At the same time, South Africa faces calls from wealthy nations to change its carbon-intensive economy. The country produces more than three-quarters of its electricity from coal. That, in part, helps make it, by some estimates, the world’s 12th largest greenhouse gas emitter, with per capita carbon emissions well above the global average (though there is still a huge disparity with the largest net emitters, such as China).

But officials there say that developing nations such as South Africa do not have the economic room to swiftly transition toward green energy. Though the country announced newly ambitious climate targets last month, it plans to deliver a message to rich nations at COP26 that they need to do more, too.

“COP26 must re-establish trust between developing and developed nations, by ensuring its financial commitments are honoured,” environment minister Barbara Creecy told reporters last week, pointing toward $500 million in proposed funding from the global Climate Investment Funds (CIF), an international climate finance mechanism set up at the request of the Group of Eight and the Group of 20 in 2008.

But some countries are suggesting that the next G-20 summit, held immediately before COP26 in Rome this weekend, is where real action is needed anyway. “The G-20 are responsible for 80 percent of global emissions,” Simon Stiell, climate and environment minister of Grenada, pointed out to the Guardian in the run-up to COP26.

“We are laser-focused on the G-20. They have the means to make a difference this decade.

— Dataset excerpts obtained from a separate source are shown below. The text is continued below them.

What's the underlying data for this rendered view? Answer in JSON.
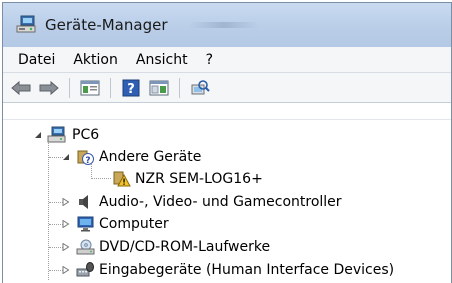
{
  "window": {
    "title": "Geräte-Manager",
    "accent": "#b9cde8"
  },
  "menu": {
    "items": [
      "Datei",
      "Aktion",
      "Ansicht",
      "?"
    ]
  },
  "toolbar": {
    "buttons": [
      "back-arrow-icon",
      "forward-arrow-icon",
      "properties-icon",
      "help-icon",
      "view-icon",
      "scan-hardware-icon"
    ]
  },
  "tree": {
    "root": "PC6",
    "category_other": "Andere Geräte",
    "device_unknown": "NZR SEM-LOG16+",
    "category_audio": "Audio-, Video- und Gamecontroller",
    "category_computer": "Computer",
    "category_dvd": "DVD/CD-ROM-Laufwerke",
    "category_input": "Eingabegeräte (Human Interface Devices)"
  }
}
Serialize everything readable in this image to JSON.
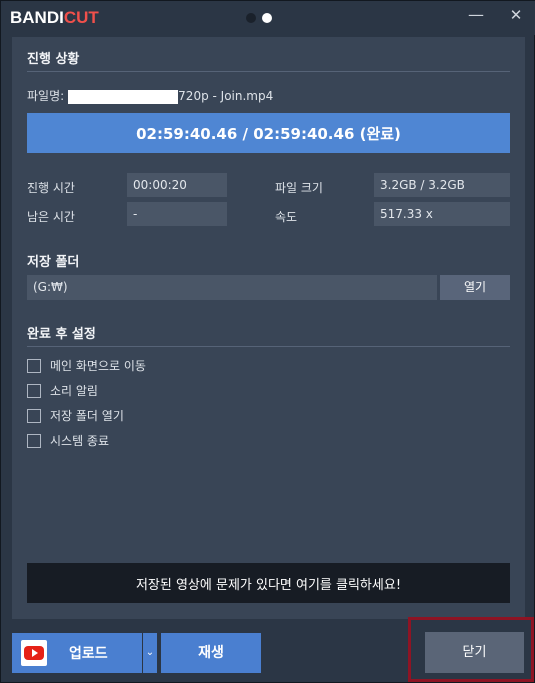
{
  "titlebar": {
    "logo_part1": "BANDI",
    "logo_part2": "CUT",
    "minimize_glyph": "—",
    "close_glyph": "✕"
  },
  "progress_section": {
    "title": "진행 상황",
    "filename_label": "파일명:",
    "filename_suffix": "720p - Join.mp4",
    "progress_text": "02:59:40.46 / 02:59:40.46 (완료)",
    "progress_fraction": 1.0
  },
  "stats": {
    "elapsed_label": "진행 시간",
    "elapsed_value": "00:00:20",
    "remaining_label": "남은 시간",
    "remaining_value": "-",
    "filesize_label": "파일 크기",
    "filesize_value": "3.2GB / 3.2GB",
    "speed_label": "속도",
    "speed_value": "517.33 x"
  },
  "save_folder": {
    "title": "저장 폴더",
    "path": "(G:₩)",
    "open_button": "열기"
  },
  "after_complete": {
    "title": "완료 후 설정",
    "options": [
      {
        "label": "메인 화면으로 이동",
        "checked": false
      },
      {
        "label": "소리 알림",
        "checked": false
      },
      {
        "label": "저장 폴더 열기",
        "checked": false
      },
      {
        "label": "시스템 종료",
        "checked": false
      }
    ]
  },
  "notice": "저장된 영상에 문제가 있다면 여기를 클릭하세요!",
  "bottom": {
    "upload_label": "업로드",
    "dropdown_glyph": "⌄",
    "play_label": "재생",
    "close_label": "닫기"
  },
  "colors": {
    "background": "#2b3645",
    "panel": "#394556",
    "accent": "#4a7fd0",
    "progress": "#4f86d3",
    "logo_red": "#f0504b",
    "highlight_frame": "#8e1424"
  }
}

We all have a part to play, but there is no question that the key really rests with the G-20,” Tina Stege, climate envoy for the Republic of the Marshall Islands, told the Guardian.

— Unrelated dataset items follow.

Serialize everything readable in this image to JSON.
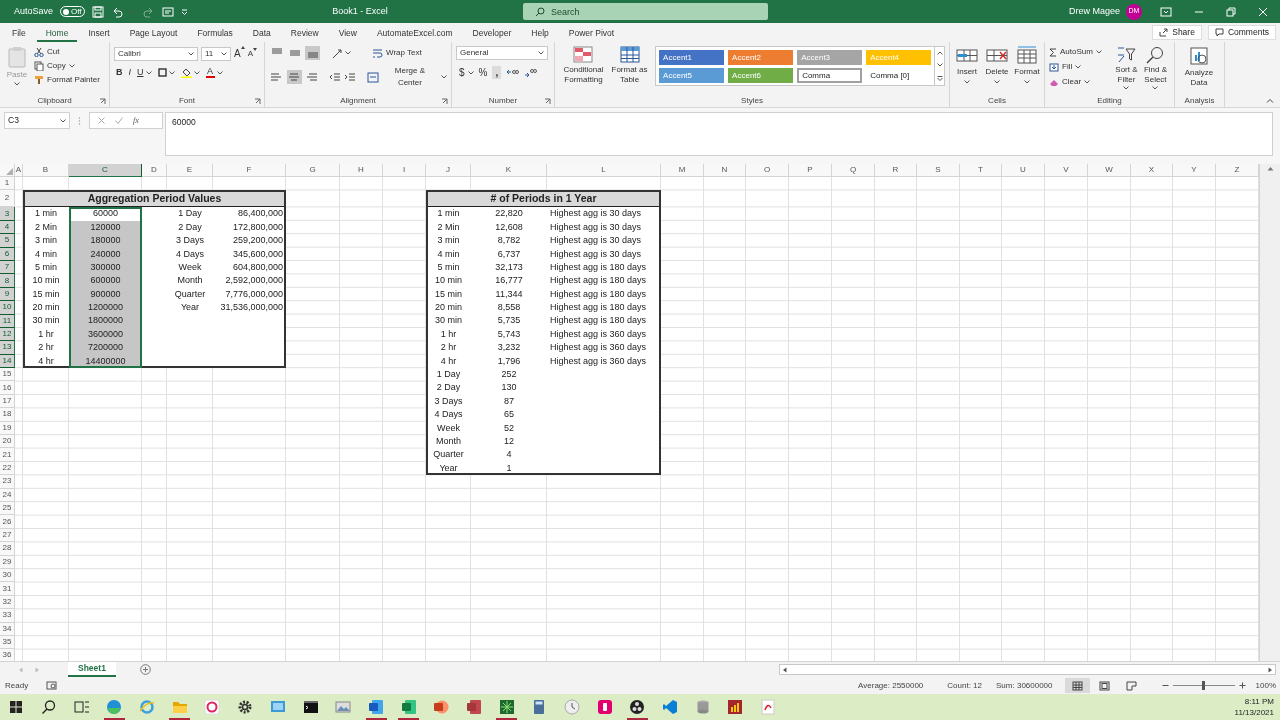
{
  "title_bar": {
    "autosave_label": "AutoSave",
    "autosave_on": false,
    "autosave_state": "Off",
    "title": "Book1 - Excel",
    "search_placeholder": "Search",
    "user_name": "Drew Magee",
    "user_initials": "DM"
  },
  "ribbon_tabs": [
    {
      "label": "File",
      "selected": false
    },
    {
      "label": "Home",
      "selected": true
    },
    {
      "label": "Insert",
      "selected": false
    },
    {
      "label": "Page Layout",
      "selected": false
    },
    {
      "label": "Formulas",
      "selected": false
    },
    {
      "label": "Data",
      "selected": false
    },
    {
      "label": "Review",
      "selected": false
    },
    {
      "label": "View",
      "selected": false
    },
    {
      "label": "AutomateExcel.com",
      "selected": false
    },
    {
      "label": "Developer",
      "selected": false
    },
    {
      "label": "Help",
      "selected": false
    },
    {
      "label": "Power Pivot",
      "selected": false
    }
  ],
  "share_button": "Share",
  "comments_button": "Comments",
  "clipboard": {
    "paste": "Paste",
    "cut": "Cut",
    "copy": "Copy",
    "format_painter": "Format Painter",
    "label": "Clipboard"
  },
  "font": {
    "name": "Calibri",
    "size": "11",
    "grow": "A",
    "shrink": "A",
    "bold": "B",
    "italic": "I",
    "underline": "U",
    "font_color": "A",
    "label": "Font"
  },
  "alignment": {
    "vertical": [
      {
        "selected": false
      },
      {
        "selected": false
      },
      {
        "selected": true
      }
    ],
    "horizontal": [
      {
        "selected": false
      },
      {
        "selected": true
      },
      {
        "selected": false
      }
    ],
    "wrap_text": "Wrap Text",
    "merge": "Merge & Center",
    "label": "Alignment"
  },
  "number": {
    "format": "General",
    "currency": "$",
    "percent": "%",
    "comma": ",",
    "label": "Number"
  },
  "styles": {
    "conditional_formatting": "Conditional Formatting",
    "format_as_table": "Format as Table",
    "label": "Styles",
    "cell_styles": [
      {
        "label": "Accent1",
        "kind": "filled",
        "color": "#4472c4",
        "selected": false
      },
      {
        "label": "Accent2",
        "kind": "filled",
        "color": "#ed7d31",
        "selected": false
      },
      {
        "label": "Accent3",
        "kind": "filled",
        "color": "#a5a5a5",
        "selected": false
      },
      {
        "label": "Accent4",
        "kind": "filled",
        "color": "#ffc000",
        "selected": false
      },
      {
        "label": "Accent5",
        "kind": "filled",
        "color": "#5b9bd5",
        "selected": false
      },
      {
        "label": "Accent6",
        "kind": "filled",
        "color": "#70ad47",
        "selected": false
      },
      {
        "label": "Comma",
        "kind": "plain",
        "selected": true
      },
      {
        "label": "Comma [0]",
        "kind": "plain",
        "selected": false
      }
    ]
  },
  "cells": {
    "buttons": [
      "Insert",
      "Delete",
      "Format"
    ],
    "label": "Cells"
  },
  "editing": {
    "autosum": "AutoSum",
    "fill": "Fill",
    "clear": "Clear",
    "sort_filter": "Sort & Filter",
    "find_select": "Find & Select",
    "label": "Editing"
  },
  "analysis": {
    "analyze_data": "Analyze Data",
    "label": "Analysis"
  },
  "formula_bar": {
    "name_box": "C3",
    "function_label": "fx",
    "formula": "60000"
  },
  "sheet": {
    "columns": [
      {
        "label": "A",
        "selected": false
      },
      {
        "label": "B",
        "selected": false
      },
      {
        "label": "C",
        "selected": true
      },
      {
        "label": "D",
        "selected": false
      },
      {
        "label": "E",
        "selected": false
      },
      {
        "label": "F",
        "selected": false
      },
      {
        "label": "G",
        "selected": false
      },
      {
        "label": "H",
        "selected": false
      },
      {
        "label": "I",
        "selected": false
      },
      {
        "label": "J",
        "selected": false
      },
      {
        "label": "K",
        "selected": false
      },
      {
        "label": "L",
        "selected": false
      },
      {
        "label": "M",
        "selected": false
      },
      {
        "label": "N",
        "selected": false
      },
      {
        "label": "O",
        "selected": false
      },
      {
        "label": "P",
        "selected": false
      },
      {
        "label": "Q",
        "selected": false
      },
      {
        "label": "R",
        "selected": false
      },
      {
        "label": "S",
        "selected": false
      },
      {
        "label": "T",
        "selected": false
      },
      {
        "label": "U",
        "selected": false
      },
      {
        "label": "V",
        "selected": false
      },
      {
        "label": "W",
        "selected": false
      },
      {
        "label": "X",
        "selected": false
      },
      {
        "label": "Y",
        "selected": false
      },
      {
        "label": "Z",
        "selected": false
      }
    ],
    "rows": [
      {
        "label": "1",
        "selected": false
      },
      {
        "label": "2",
        "selected": false
      },
      {
        "label": "3",
        "selected": true
      },
      {
        "label": "4",
        "selected": true
      },
      {
        "label": "5",
        "selected": true
      },
      {
        "label": "6",
        "selected": true
      },
      {
        "label": "7",
        "selected": true
      },
      {
        "label": "8",
        "selected": true
      },
      {
        "label": "9",
        "selected": true
      },
      {
        "label": "10",
        "selected": true
      },
      {
        "label": "11",
        "selected": true
      },
      {
        "label": "12",
        "selected": true
      },
      {
        "label": "13",
        "selected": true
      },
      {
        "label": "14",
        "selected": true
      },
      {
        "label": "15",
        "selected": false
      },
      {
        "label": "16",
        "selected": false
      },
      {
        "label": "17",
        "selected": false
      },
      {
        "label": "18",
        "selected": false
      },
      {
        "label": "19",
        "selected": false
      },
      {
        "label": "20",
        "selected": false
      },
      {
        "label": "21",
        "selected": false
      },
      {
        "label": "22",
        "selected": false
      },
      {
        "label": "23",
        "selected": false
      },
      {
        "label": "24",
        "selected": false
      },
      {
        "label": "25",
        "selected": false
      },
      {
        "label": "26",
        "selected": false
      },
      {
        "label": "27",
        "selected": false
      },
      {
        "label": "28",
        "selected": false
      },
      {
        "label": "29",
        "selected": false
      },
      {
        "label": "30",
        "selected": false
      },
      {
        "label": "31",
        "selected": false
      },
      {
        "label": "32",
        "selected": false
      },
      {
        "label": "33",
        "selected": false
      },
      {
        "label": "34",
        "selected": false
      },
      {
        "label": "35",
        "selected": false
      },
      {
        "label": "36",
        "selected": false
      }
    ]
  },
  "aggregation_table": {
    "title": "Aggregation Period Values",
    "minute_rows": [
      {
        "label": "1 min",
        "value": "60000",
        "selected": true,
        "active": true
      },
      {
        "label": "2 Min",
        "value": "120000",
        "selected": true,
        "active": false
      },
      {
        "label": "3 min",
        "value": "180000",
        "selected": true,
        "active": false
      },
      {
        "label": "4 min",
        "value": "240000",
        "selected": true,
        "active": false
      },
      {
        "label": "5 min",
        "value": "300000",
        "selected": true,
        "active": false
      },
      {
        "label": "10 min",
        "value": "600000",
        "selected": true,
        "active": false
      },
      {
        "label": "15 min",
        "value": "900000",
        "selected": true,
        "active": false
      },
      {
        "label": "20 min",
        "value": "1200000",
        "selected": true,
        "active": false
      },
      {
        "label": "30 min",
        "value": "1800000",
        "selected": true,
        "active": false
      },
      {
        "label": "1 hr",
        "value": "3600000",
        "selected": true,
        "active": false
      },
      {
        "label": "2 hr",
        "value": "7200000",
        "selected": true,
        "active": false
      },
      {
        "label": "4 hr",
        "value": "14400000",
        "selected": true,
        "active": false
      }
    ],
    "day_rows": [
      {
        "label": "1 Day",
        "value": "86,400,000"
      },
      {
        "label": "2 Day",
        "value": "172,800,000"
      },
      {
        "label": "3 Days",
        "value": "259,200,000"
      },
      {
        "label": "4 Days",
        "value": "345,600,000"
      },
      {
        "label": "Week",
        "value": "604,800,000"
      },
      {
        "label": "Month",
        "value": "2,592,000,000"
      },
      {
        "label": "Quarter",
        "value": "7,776,000,000"
      },
      {
        "label": "Year",
        "value": "31,536,000,000"
      }
    ]
  },
  "periods_table": {
    "title": "# of Periods in 1 Year",
    "rows": [
      {
        "label": "1 min",
        "count": "22,820",
        "note": "Highest agg is 30 days"
      },
      {
        "label": "2 Min",
        "count": "12,608",
        "note": "Highest agg is 30 days"
      },
      {
        "label": "3 min",
        "count": "8,782",
        "note": "Highest agg is 30 days"
      },
      {
        "label": "4 min",
        "count": "6,737",
        "note": "Highest agg is 30 days"
      },
      {
        "label": "5 min",
        "count": "32,173",
        "note": "Highest agg is 180 days"
      },
      {
        "label": "10 min",
        "count": "16,777",
        "note": "Highest agg is 180 days"
      },
      {
        "label": "15 min",
        "count": "11,344",
        "note": "Highest agg is 180 days"
      },
      {
        "label": "20 min",
        "count": "8,558",
        "note": "Highest agg is 180 days"
      },
      {
        "label": "30 min",
        "count": "5,735",
        "note": "Highest agg is 180 days"
      },
      {
        "label": "1 hr",
        "count": "5,743",
        "note": "Highest agg is 360 days"
      },
      {
        "label": "2 hr",
        "count": "3,232",
        "note": "Highest agg is 360 days"
      },
      {
        "label": "4 hr",
        "count": "1,796",
        "note": "Highest agg is 360 days"
      },
      {
        "label": "1 Day",
        "count": "252"
      },
      {
        "label": "2 Day",
        "count": "130"
      },
      {
        "label": "3 Days",
        "count": "87"
      },
      {
        "label": "4 Days",
        "count": "65"
      },
      {
        "label": "Week",
        "count": "52"
      },
      {
        "label": "Month",
        "count": "12"
      },
      {
        "label": "Quarter",
        "count": "4"
      },
      {
        "label": "Year",
        "count": "1"
      }
    ]
  },
  "sheet_tabs": [
    {
      "label": "Sheet1",
      "selected": true
    }
  ],
  "status_bar": {
    "mode": "Ready",
    "average": "Average: 2550000",
    "count": "Count: 12",
    "sum": "Sum: 30600000",
    "views": [
      {
        "kind": "normal",
        "selected": true
      },
      {
        "kind": "page_layout",
        "selected": false
      },
      {
        "kind": "page_break",
        "selected": false
      }
    ],
    "zoom": {
      "level": 0.5,
      "reading": "100%"
    }
  },
  "taskbar": {
    "apps": [
      {
        "kind": "start",
        "running": false
      },
      {
        "kind": "search",
        "running": false
      },
      {
        "kind": "taskview",
        "running": false
      },
      {
        "kind": "edge",
        "running": true
      },
      {
        "kind": "ie",
        "running": false
      },
      {
        "kind": "folder",
        "running": true
      },
      {
        "kind": "sync",
        "running": false
      },
      {
        "kind": "gear",
        "running": false
      },
      {
        "kind": "remote",
        "running": false
      },
      {
        "kind": "terminal",
        "running": false
      },
      {
        "kind": "photos",
        "running": false
      },
      {
        "kind": "word",
        "running": true
      },
      {
        "kind": "excel",
        "running": true
      },
      {
        "kind": "powerpoint",
        "running": false
      },
      {
        "kind": "access",
        "running": false
      },
      {
        "kind": "network",
        "running": true
      },
      {
        "kind": "calculator",
        "running": false
      },
      {
        "kind": "clock",
        "running": false
      },
      {
        "kind": "pink",
        "running": false
      },
      {
        "kind": "obs",
        "running": true
      },
      {
        "kind": "vscode",
        "running": false
      },
      {
        "kind": "database",
        "running": false
      },
      {
        "kind": "powerbi",
        "running": false
      },
      {
        "kind": "pdf",
        "running": false
      }
    ],
    "time": "8:11 PM",
    "date": "11/13/2021"
  }
}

There are lofty promises ahead of COP26 to do better. Big emitters like the United States, Britain and Japan have released plans detailing their new commitments. The Biden administration has pledged to double the funding that the United States offers to developing nations for climate change, while China announced it would no longer build coal-power projects internationally.

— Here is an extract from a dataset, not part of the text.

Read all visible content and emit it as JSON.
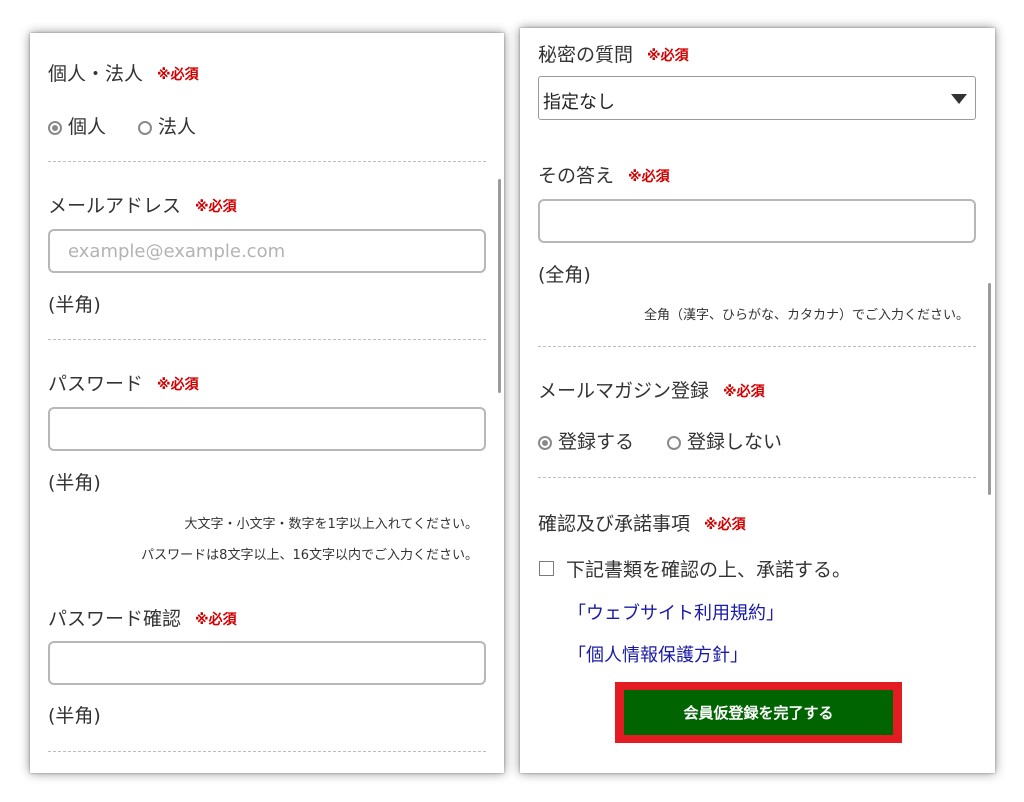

But the difficulties faced by Covax, a WHO-backed vaccine-sharing initiative, in procuring vaccines throughout the pandemic show how elusive promised commitments can prove to be in practice. And those pledges came in response to a fast-spreading, deadly virus, rather than the slow and steady warming presented by climate change.

It isn’t hard to remember that 12 years ago, at the COP15 climate summit in Copenhagen, rich nations pledged to send $100 billion a year to poorer nations to help them mitigate carbon emissions. As of 2020, that promise had not been met — even though, as Jocelyn Timperley explained recently in Nature, “compared with the investment required to avoid dangerous levels of climate change, the $100-billion pledge is minuscule.” The U.S. is now calling on countries to try to meet the pledge belatedly.

This year, key players like China’s Xi Jinping and Russia’s Vladimir Putin are not likely to even be in physical attendance at the G-20 and the climate summit. In the United States, Biden’s climate agenda risks being hollowed out by domestic politics. Britain’s new budget, released just days before the start of COP26, cuts taxes on domestic air travel in a country the size of Michigan with an extensive rail network.

The problem might be that when it comes to climate change, rich nations have learned the wrong lessons from covid-19. “Fighting a pandemic by containing its spread, erecting barriers and restrictions, and protecting those inside from those outside makes a certain amount of inherent sense,” Stefan Lehne, a visiting scholar at Carnegie Europe wrote in an analysis week. But even if this logic were true — and there’s doubt about that — climate change won’t stop at borders.

“Mitigating global warming inherently transcends the scope of national action. It will be achieved through concerted efforts at the global level,” Lehne wrote, “or it will fail.”